GitHub releases Copilot Enterprise, while Chat users fret about over-reaching permission requirements

GitHub releases Copilot Enterprise, while Chat users fret about over-reaching permission requirements

GitHub has fully released Copilot Enterprise, where the major differentiation is integration with private repositories and organization knowledge bases. In addition, there is one-click pull request description and summarization, and chat support for general coding questions.

A knowledge base is a collection of Markdown documents stored in one or more repositories. Administrators select which repositories are searchable with Copilot Chat. According to the documentation, Copilot Chat will only use data from repositories to which the user has access.

Copilot Enterprise is $39.00 per user/month but also requires GitHub Enterprise Cloud, which costs $21.00 per user/month, so it is $60 for the whole package – excluding Advanced Security, which is an additional $49.00.

IDE support for Copilot extends to Visual Studio Code, Visual Studio, Vim, Neovim, JetBrains IDEs, and Azure Data Studio (built on VS Code). That said, Chat only works in VS Code and Visual Studio, though a beta version is available for JetBrains IDEs. Copilot is also built into the GitHub.com web application.

Permissions demanded by Copilot for use of Chat in Visual Studio Code

Users of Copilot Chat (all editions) are complaining though about over-reaching permission requirements. In recent versions, VS Code users see a dialog stating that Copilot needs “more permissions to work with this type of repository.” The permission demands include full “repo scope”, which includes read and write permissions for all repository data, as well as the ability to remove or edit GitHub Action Workflow files.

Commenting on an bug report that has now been closed, senior software engineer Tyler Leonhardt said: “we need the extra permissions (repo) in order to use a GitHub Search API because without it, it says the repo doesn’t exist. GitHub doesn’t split up repo permissions into read and write for this, unfortunately, so we ask for the scope required to do the job.”
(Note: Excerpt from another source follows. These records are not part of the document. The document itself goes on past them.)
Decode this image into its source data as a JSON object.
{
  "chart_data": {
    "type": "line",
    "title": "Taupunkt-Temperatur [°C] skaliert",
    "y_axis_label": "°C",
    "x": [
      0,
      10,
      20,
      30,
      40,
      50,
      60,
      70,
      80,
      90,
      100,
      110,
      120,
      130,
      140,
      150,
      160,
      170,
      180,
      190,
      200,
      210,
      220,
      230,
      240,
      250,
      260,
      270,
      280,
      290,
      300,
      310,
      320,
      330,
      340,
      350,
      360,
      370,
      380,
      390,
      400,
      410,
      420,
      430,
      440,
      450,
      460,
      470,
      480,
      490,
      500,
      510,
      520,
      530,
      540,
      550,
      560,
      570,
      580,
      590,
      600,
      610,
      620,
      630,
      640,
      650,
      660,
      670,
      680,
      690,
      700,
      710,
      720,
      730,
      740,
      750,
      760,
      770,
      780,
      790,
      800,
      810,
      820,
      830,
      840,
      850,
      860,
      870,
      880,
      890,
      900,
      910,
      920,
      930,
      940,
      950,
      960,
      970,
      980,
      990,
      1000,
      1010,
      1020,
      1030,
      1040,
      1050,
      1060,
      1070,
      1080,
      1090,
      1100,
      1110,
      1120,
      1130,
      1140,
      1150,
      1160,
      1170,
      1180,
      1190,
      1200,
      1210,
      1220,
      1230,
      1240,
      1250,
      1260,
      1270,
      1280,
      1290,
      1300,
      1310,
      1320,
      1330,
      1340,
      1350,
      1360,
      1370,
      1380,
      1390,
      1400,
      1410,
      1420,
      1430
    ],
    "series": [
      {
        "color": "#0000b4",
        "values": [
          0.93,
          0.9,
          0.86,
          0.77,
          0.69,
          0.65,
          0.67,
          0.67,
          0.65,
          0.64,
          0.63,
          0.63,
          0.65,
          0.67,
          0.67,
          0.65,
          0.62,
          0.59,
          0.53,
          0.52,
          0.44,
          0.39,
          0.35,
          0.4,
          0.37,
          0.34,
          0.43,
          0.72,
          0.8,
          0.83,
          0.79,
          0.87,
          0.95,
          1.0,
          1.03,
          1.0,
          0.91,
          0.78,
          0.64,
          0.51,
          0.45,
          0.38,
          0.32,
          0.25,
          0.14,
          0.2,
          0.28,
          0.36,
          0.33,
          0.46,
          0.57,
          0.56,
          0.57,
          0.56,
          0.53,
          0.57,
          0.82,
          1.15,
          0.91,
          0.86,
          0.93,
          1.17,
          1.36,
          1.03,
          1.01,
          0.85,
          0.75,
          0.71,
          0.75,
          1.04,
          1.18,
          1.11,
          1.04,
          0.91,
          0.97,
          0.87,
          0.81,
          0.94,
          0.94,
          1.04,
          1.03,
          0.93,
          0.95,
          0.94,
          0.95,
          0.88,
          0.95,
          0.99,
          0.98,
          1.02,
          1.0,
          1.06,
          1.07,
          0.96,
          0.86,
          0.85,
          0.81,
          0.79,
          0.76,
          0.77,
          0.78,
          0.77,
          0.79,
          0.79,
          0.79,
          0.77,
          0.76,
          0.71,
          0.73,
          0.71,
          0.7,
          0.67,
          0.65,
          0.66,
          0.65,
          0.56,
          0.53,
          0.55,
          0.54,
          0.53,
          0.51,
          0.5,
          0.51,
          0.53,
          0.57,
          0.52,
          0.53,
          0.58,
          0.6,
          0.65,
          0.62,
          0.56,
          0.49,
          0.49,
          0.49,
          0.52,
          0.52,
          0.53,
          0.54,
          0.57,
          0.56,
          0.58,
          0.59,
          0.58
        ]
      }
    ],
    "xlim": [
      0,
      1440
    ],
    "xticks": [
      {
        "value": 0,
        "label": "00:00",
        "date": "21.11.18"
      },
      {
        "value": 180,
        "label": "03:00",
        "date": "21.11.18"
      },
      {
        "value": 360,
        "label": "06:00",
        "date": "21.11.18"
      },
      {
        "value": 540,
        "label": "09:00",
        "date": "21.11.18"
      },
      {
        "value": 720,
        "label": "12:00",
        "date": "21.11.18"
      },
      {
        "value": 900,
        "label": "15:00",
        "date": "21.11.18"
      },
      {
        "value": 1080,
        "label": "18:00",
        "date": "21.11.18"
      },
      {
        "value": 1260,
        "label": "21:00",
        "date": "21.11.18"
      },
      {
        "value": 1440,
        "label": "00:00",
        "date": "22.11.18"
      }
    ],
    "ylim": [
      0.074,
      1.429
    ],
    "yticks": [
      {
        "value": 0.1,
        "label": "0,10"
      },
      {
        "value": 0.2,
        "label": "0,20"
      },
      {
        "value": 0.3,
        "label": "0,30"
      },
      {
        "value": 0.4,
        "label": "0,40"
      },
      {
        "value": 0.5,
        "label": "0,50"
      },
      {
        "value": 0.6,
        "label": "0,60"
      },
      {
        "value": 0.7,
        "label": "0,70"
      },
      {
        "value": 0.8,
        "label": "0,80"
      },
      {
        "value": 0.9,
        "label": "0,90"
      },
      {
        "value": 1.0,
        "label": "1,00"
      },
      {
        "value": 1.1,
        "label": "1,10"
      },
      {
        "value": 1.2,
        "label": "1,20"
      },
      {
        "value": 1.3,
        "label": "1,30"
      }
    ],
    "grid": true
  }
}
Copilot did not need these permissions until recently, and it appears that the permission grab is related to the new Enterprise plan. “GitHub lit up a code search API (if you’re a GH Copilot Enterprise user, you can trigger indexing of your repos on github.com) that is faster than the strategies we use locally… but the only way to check if we can use this API is if we get a more permissive token,” said Leonhardt.

A developer commented that, “I do not want to give unnecessary read/write access to my public and private repos just to be able to use Copilot. This is bad design, and should be fixed;” and another, “I don’t want to give Copilot access to my private repos when I only use it for work. There is no way to only set it for my work repos, which is extremely upsetting.”